College Chaplain Steve Runholt indicated in his Thanksgiving sermon that Warren Wilson College was founded on “three core Calvinist values: education, industry and righteousness.”
Runholt further claimed that the triad, which is fundamental to our college’s design and philosophy, derives from this Calvinist tradition.
“Translated from the Calvinist to English,” Runholt said, “we know those same values as work, service and learning.”
Many educational institutions, both secondary and higher, still maintain affiliation with the faith groups which often founded them in the first place. However, most of these relationships are in name only. The fact that a religious community helped establish an education institution has very little to do with the actual running of the college.
It seems that Warren Wilson, unlike other colleges and universities, maintains a very close relationship with the Presbyterian community which created it.
Certainly this connection should be recognized and appreciated. It is critical to remember one’s roots. However, to continue to associate the fundamental philosophies of this college with those of the Calvinist tradition is at best antiquated and at worst scary.
With the exception of the regressive fundamentalist-aligned institutions like Bob Jones University and others, most colleges and universities determine that the values and ethics on which they are based are original to human ability.
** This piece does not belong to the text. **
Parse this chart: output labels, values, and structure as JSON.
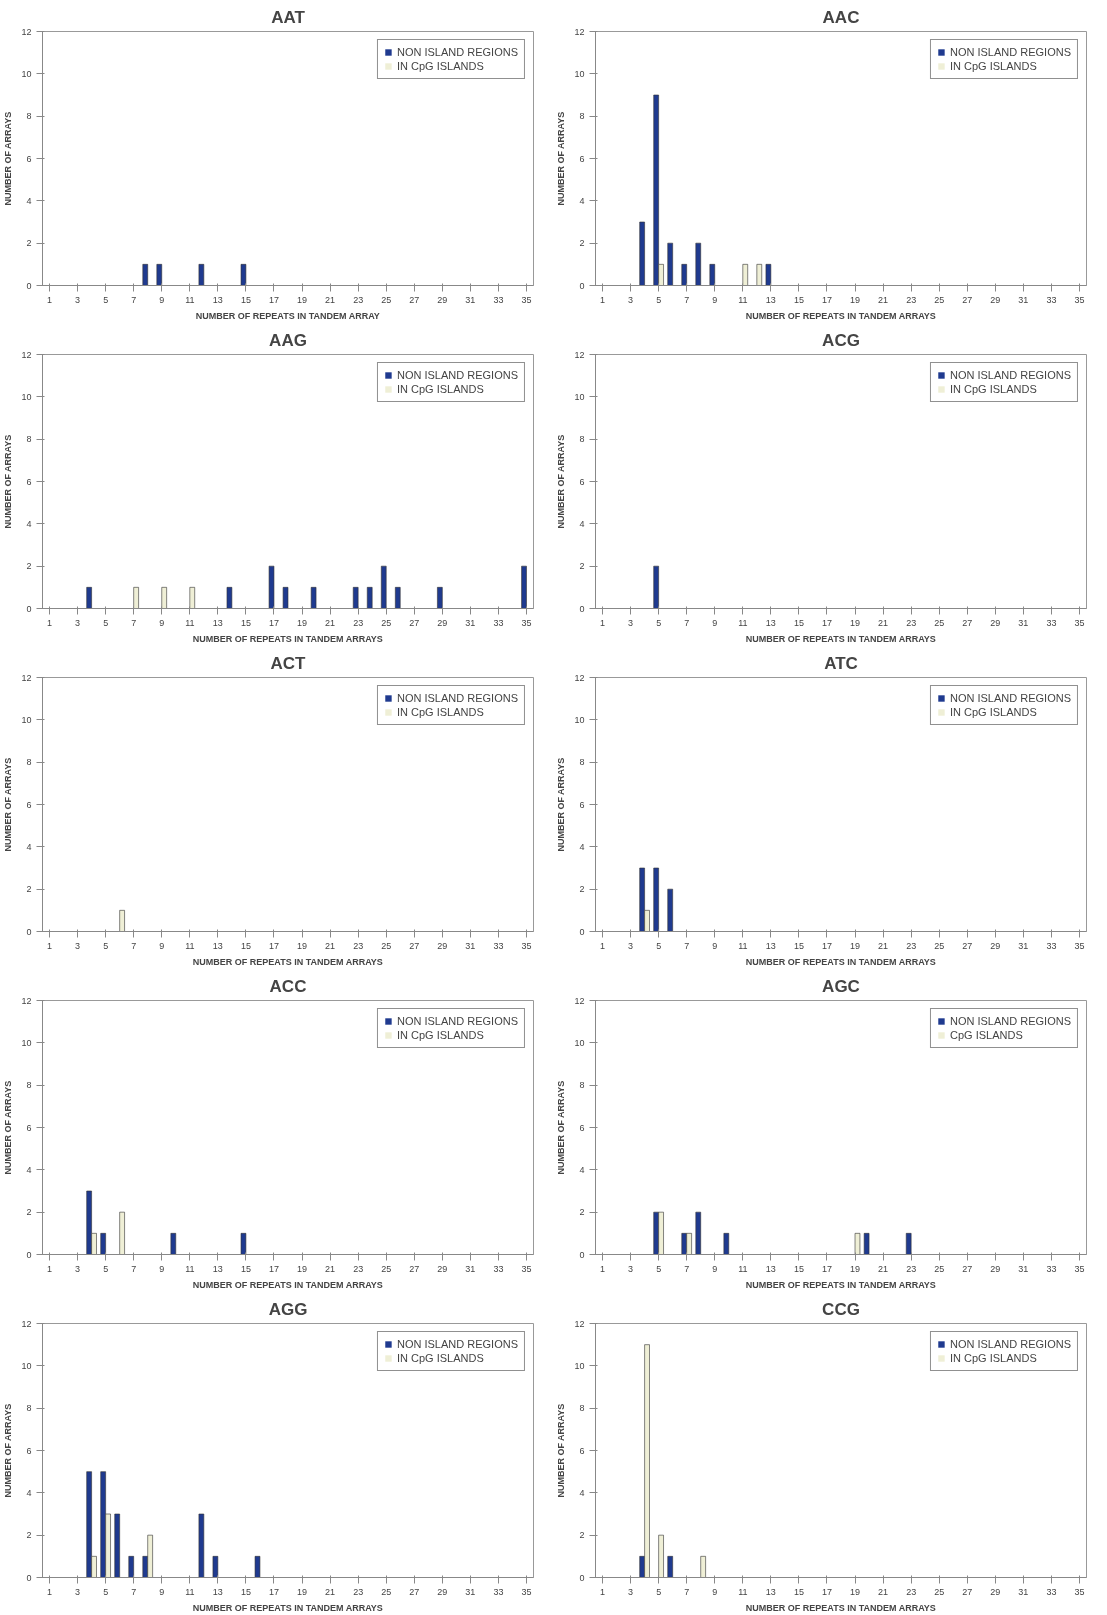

To assert that Warren Wilson’s foundation is from a Calvinist description of appropriate ideals is to be completely contradictory to the pursuit of higher education more generally.
Colleges and universities were established to think beyond petty traditions which derived from expressions of anxiety and an ignorance of or deliberate disregard for selfless and imaginative behavior original to human beings.
There is no reason why Warren Wilson needs to forget the institution that created it. However, any intellectual, vocational or service pursuits at the college must be separated from the Presbyterian and Calvinist traditions. The college’s accomplishments must be separated from religion in general.